Photosynthesis is the process by which plants use sunlight, water, and carbon dioxide to create oxygen and energy in the form of sugar. For the first time, researchers have observed the beginnings of photosynthesis, starting with a single photon.
Thanks to a new study, scientists at Lawrence Berkeley National Laboratory (Berkeley Lab) showed that a single photon can indeed initiate the first step of photosynthesis in photosynthetic purple bacteria. The team is convinced that photosynthesis occurs similarly in plants and algae since all photosynthetic species use related mechanisms and have a common evolutionary past.
The finding strengthens our understanding of photosynthesis and will contribute to understanding how life functions at the atomic scale, where quantum physics and biology converge.
Co-lead author Graham Fleming, a senior faculty scientist in the Biosciences Area at Lawrence Berkeley National Laboratory (Berkeley Lab) and professor of chemistry at UC Berkeley, said, “A huge amount of work, theoretically and experimentally, has been done around the world trying to understand what happens after a photon is absorbed. But we realized that nobody was talking about the first step. That was still a question that needed to be answered in detail.”
It took a special group of theorists and experimentalists who combined cutting-edge technologies from quantum optics and biology to design an experiment that would enable viewing individual photons. It was novel for researchers studying photosynthesis because they don’t typically utilize these tools, and it was novel for quantum optics researchers since we don’t necessarily consider using these methods with sophisticated biological systems.
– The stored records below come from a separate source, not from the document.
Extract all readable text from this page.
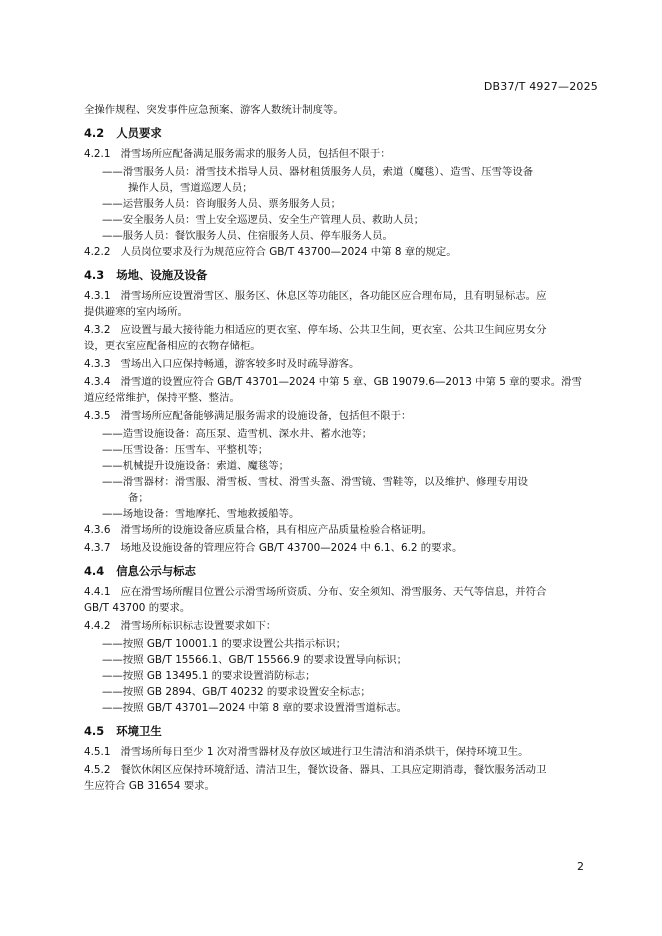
DB37/T 4927—2025

全操作规程、突发事件应急预案、游客人数统计制度等。

4.2 人员要求
4.2.1 滑雪场所应配备满足服务需求的服务人员，包括但不限于：
——滑雪服务人员：滑雪技术指导人员、器材租赁服务人员，索道（魔毯）、造雪、压雪等设备
操作人员，雪道巡逻人员；
——运营服务人员：咨询服务人员、票务服务人员；
——安全服务人员：雪上安全巡逻员、安全生产管理人员、救助人员；
——服务人员：餐饮服务人员、住宿服务人员、停车服务人员。
4.2.2 人员岗位要求及行为规范应符合 GB/T 43700—2024 中第 8 章的规定。
4.3 场地、设施及设备
4.3.1 滑雪场所应设置滑雪区、服务区、休息区等功能区，各功能区应合理布局，且有明显标志。应
提供避寒的室内场所。
4.3.2 应设置与最大接待能力相适应的更衣室、停车场、公共卫生间，更衣室、公共卫生间应男女分
设，更衣室应配备相应的衣物存储柜。
4.3.3 雪场出入口应保持畅通，游客较多时及时疏导游客。
4.3.4 滑雪道的设置应符合 GB/T 43701—2024 中第 5 章、GB 19079.6—2013 中第 5 章的要求。滑雪
道应经常维护，保持平整、整洁。
4.3.5 滑雪场所应配备能够满足服务需求的设施设备，包括但不限于：
——造雪设施设备：高压泵、造雪机、深水井、蓄水池等；
——压雪设备：压雪车、平整机等；
——机械提升设施设备：索道、魔毯等；
——滑雪器材：滑雪服、滑雪板、雪杖、滑雪头盔、滑雪镜、雪鞋等，以及维护、修理专用设
备；
——场地设备：雪地摩托、雪地救援船等。
4.3.6 滑雪场所的设施设备应质量合格，具有相应产品质量检验合格证明。
4.3.7 场地及设施设备的管理应符合 GB/T 43700—2024 中 6.1、6.2 的要求。
4.4 信息公示与标志
4.4.1 应在滑雪场所醒目位置公示滑雪场所资质、分布、安全须知、滑雪服务、天气等信息，并符合
GB/T 43700 的要求。
4.4.2 滑雪场所标识标志设置要求如下：
——按照 GB/T 10001.1 的要求设置公共指示标识；
——按照 GB/T 15566.1、GB/T 15566.9 的要求设置导向标识；
——按照 GB 13495.1 的要求设置消防标志；
——按照 GB 2894、GB/T 40232 的要求设置安全标志；
——按照 GB/T 43701—2024 中第 8 章的要求设置滑雪道标志。
4.5 环境卫生
4.5.1 滑雪场所每日至少 1 次对滑雪器材及存放区域进行卫生清洁和消杀烘干，保持环境卫生。
4.5.2 餐饮休闲区应保持环境舒适、清洁卫生，餐饮设备、器具、工具应定期消毒，餐饮服务活动卫
生应符合 GB 31654 要求。
2
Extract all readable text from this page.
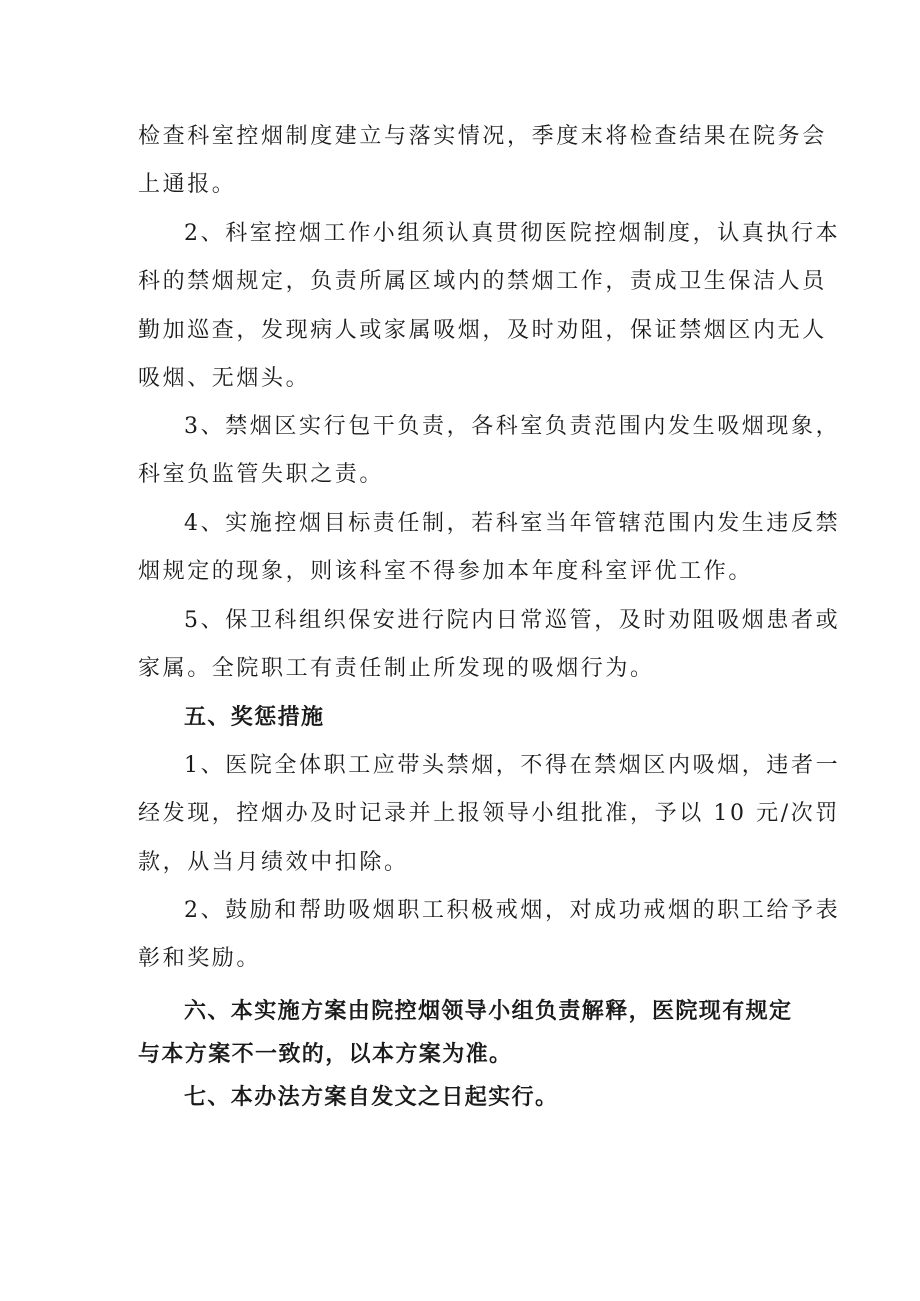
检查科室控烟制度建立与落实情况，季度末将检查结果在院务会
上通报。
2、科室控烟工作小组须认真贯彻医院控烟制度，认真执行本
科的禁烟规定，负责所属区域内的禁烟工作，责成卫生保洁人员
勤加巡查，发现病人或家属吸烟，及时劝阻，保证禁烟区内无人
吸烟、无烟头。
3、禁烟区实行包干负责，各科室负责范围内发生吸烟现象，
科室负监管失职之责。
4、实施控烟目标责任制，若科室当年管辖范围内发生违反禁
烟规定的现象，则该科室不得参加本年度科室评优工作。
5、保卫科组织保安进行院内日常巡管，及时劝阻吸烟患者或
家属。全院职工有责任制止所发现的吸烟行为。
五、奖惩措施
1、医院全体职工应带头禁烟，不得在禁烟区内吸烟，违者一
经发现，控烟办及时记录并上报领导小组批准，予以 10 元/次罚
款，从当月绩效中扣除。
2、鼓励和帮助吸烟职工积极戒烟，对成功戒烟的职工给予表
彰和奖励。
六、本实施方案由院控烟领导小组负责解释，医院现有规定
与本方案不一致的，以本方案为准。
七、本办法方案自发文之日起实行。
The researchers set up a photon source that, using a technique known as spontaneous parametric down-conversion, produces a single pair of photons. An extremely sensitive detector was used to observe the first photon, or “the herald,” of each pulse, confirming that the second photon was on its way to collecting light-absorbing molecules from photosynthetic bacteria. A different photon detector was placed up close to the sample to measure the lower-energy photon that the photosynthetic structure emits after absorbing the second “heralded” photon of the first pair.
The LH2 is a light-absorbing structure employed in the experiment and has undergone significant research. It is well known that in LH2, a ring of 9 bacteriochlorophyll molecules absorbs photons at the 800 nanometers (nm) wavelength, passing the energy to a second ring of 18 bacteriochlorophyll molecules, which can release fluorescent photons at the 850 nm wavelength.
The energy from the photons would continue to be transferred to subsequent molecules in the native bacterium until it was used to start the process of photosynthesis. In contrast, the experiment’sexperiment’s separation of the LH2s from other cellular machinery and subsequent detection of the 850 nm photon served as unmistakable evidence that the process had been initiated.
Co-lead author Graham Fleming, a senior faculty scientist in the Biosciences Area at Lawrence Berkeley National Laboratory (Berkeley Lab), said, “If you’ve only got one photon, it’s easy to lose it. So that was the fundamental difficulty in this experiment, and that’s why we used the herald photon. The scientists analyzed more than 17.7 billion herald photon detection events and 1.6 million heralded fluorescent photon detection events to ensure that the observations could only be attributed to single-photon absorption and that no other factors were influencing the results.”
Co-lead author Birgitta Whaley, a senior faculty scientist in the Energy Sciences Area at Berkeley Lab, said, “I think the first thing is that this experiment has shown that you can do things with individual photons. So that’s a very, very important point. The next thing is, what else can we do? Our goal is to study the energy transfer from individual photons through the photosynthetic complex at the shortest possible temporal and spatial scales.”